Pat Schwaiger, R.N., CPM, and vice president of the South Dakota Board of Certified Professional Midwives, said choice and control are what draw many women to undergo home births.
“It varies from lifestyle to finances to geographic location to religion to political beliefs but I think the common denominator is personal choice,” said Schwaiger, who had her four children in a home birth setting and recently retired after 37 years as a midwife. “Women want to feel like they are in charge of their own birth experience and to a large degree that is compromised in the hospital.”
Schwaiger, who serves as chairperson for the Wyoming State Board of Midwifery, said licensing CPMs and allowing home births make sense in states like South Dakota and Wyoming where families may live far from the nearest healthcare facility.
“You’re better off if you have someone coming to you,” she said.
Debbie Pease also serves on South Dakota’s CPM board and for years led the lobbying efforts for the state CPM licensure law. She decided on a home birth for her four children because she didn’t want to deliver her baby in a car on the way to the hospital.
“I had a really good experience with my midwife at home and then all of a sudden she wasn’t able to practice anymore,” Pease said, citing the state crackdown on non-licensed lay midwives in the 1980s and 1990s, which led to cease-and-desist orders being sent out. Two lay midwives were jailed for short stints for continuing to practice without a license.
“I think I was five months pregnant with my next baby before I found a midwife because they were so underground,” she said. “If you weren’t in the right circles you couldn’t find them. That’s what happens when you don’t have licensure and everything above board.”

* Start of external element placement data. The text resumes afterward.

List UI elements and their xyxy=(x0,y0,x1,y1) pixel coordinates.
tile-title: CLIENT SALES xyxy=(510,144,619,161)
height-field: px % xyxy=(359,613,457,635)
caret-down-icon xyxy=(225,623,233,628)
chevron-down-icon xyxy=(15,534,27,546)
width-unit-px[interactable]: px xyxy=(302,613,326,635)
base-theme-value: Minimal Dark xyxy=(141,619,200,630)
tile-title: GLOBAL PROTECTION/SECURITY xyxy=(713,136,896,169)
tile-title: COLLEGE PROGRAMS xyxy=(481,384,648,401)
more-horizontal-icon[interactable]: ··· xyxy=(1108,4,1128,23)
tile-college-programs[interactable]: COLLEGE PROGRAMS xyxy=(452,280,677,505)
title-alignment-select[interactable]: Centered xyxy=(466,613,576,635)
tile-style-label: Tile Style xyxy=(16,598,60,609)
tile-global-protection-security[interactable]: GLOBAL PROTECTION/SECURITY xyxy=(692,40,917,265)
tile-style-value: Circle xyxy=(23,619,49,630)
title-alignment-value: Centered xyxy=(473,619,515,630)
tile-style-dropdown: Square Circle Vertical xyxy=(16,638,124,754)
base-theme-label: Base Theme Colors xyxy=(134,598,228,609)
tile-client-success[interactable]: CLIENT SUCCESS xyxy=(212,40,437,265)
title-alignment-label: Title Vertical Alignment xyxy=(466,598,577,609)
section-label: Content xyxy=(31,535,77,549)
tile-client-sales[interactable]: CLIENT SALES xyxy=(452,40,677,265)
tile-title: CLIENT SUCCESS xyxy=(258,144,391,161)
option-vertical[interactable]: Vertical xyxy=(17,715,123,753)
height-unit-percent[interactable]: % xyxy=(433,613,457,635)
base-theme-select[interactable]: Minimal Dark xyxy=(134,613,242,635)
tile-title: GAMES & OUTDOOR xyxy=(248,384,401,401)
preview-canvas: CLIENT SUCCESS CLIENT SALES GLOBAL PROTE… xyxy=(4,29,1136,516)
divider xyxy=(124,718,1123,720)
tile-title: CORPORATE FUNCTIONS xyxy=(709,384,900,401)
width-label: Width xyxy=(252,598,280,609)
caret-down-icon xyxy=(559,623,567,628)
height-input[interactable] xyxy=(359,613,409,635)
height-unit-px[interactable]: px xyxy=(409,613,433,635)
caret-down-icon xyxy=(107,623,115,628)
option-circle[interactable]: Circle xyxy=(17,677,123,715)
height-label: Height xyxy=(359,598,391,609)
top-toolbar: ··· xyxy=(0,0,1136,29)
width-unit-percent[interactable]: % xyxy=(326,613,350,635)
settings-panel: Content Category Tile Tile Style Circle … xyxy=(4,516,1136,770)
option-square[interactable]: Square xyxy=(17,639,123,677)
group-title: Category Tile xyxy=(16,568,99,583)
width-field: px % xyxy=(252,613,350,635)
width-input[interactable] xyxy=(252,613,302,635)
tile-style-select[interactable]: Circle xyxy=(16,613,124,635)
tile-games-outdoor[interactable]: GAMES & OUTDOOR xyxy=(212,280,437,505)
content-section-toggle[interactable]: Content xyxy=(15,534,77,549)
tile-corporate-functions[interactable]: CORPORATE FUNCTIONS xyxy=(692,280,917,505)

Summerer said he’d like to see CPMs undergo more clinical training hours before they receive their certification. He would also like the state to require regular exams to demonstrate continued competency, a requirement for continued training and for CPMs to have liability insurance. He does not accept the argument that just because something medical is already happening in the state, that it is best to acknowledge its presence and try to regulate.
“There are a lot of things that happen in our society that are happening whether we have regulations for it or not,” he said. “To simply put a stamp of approval and say ‘Hey, this is OK’ doesn’t make those things better for the residents."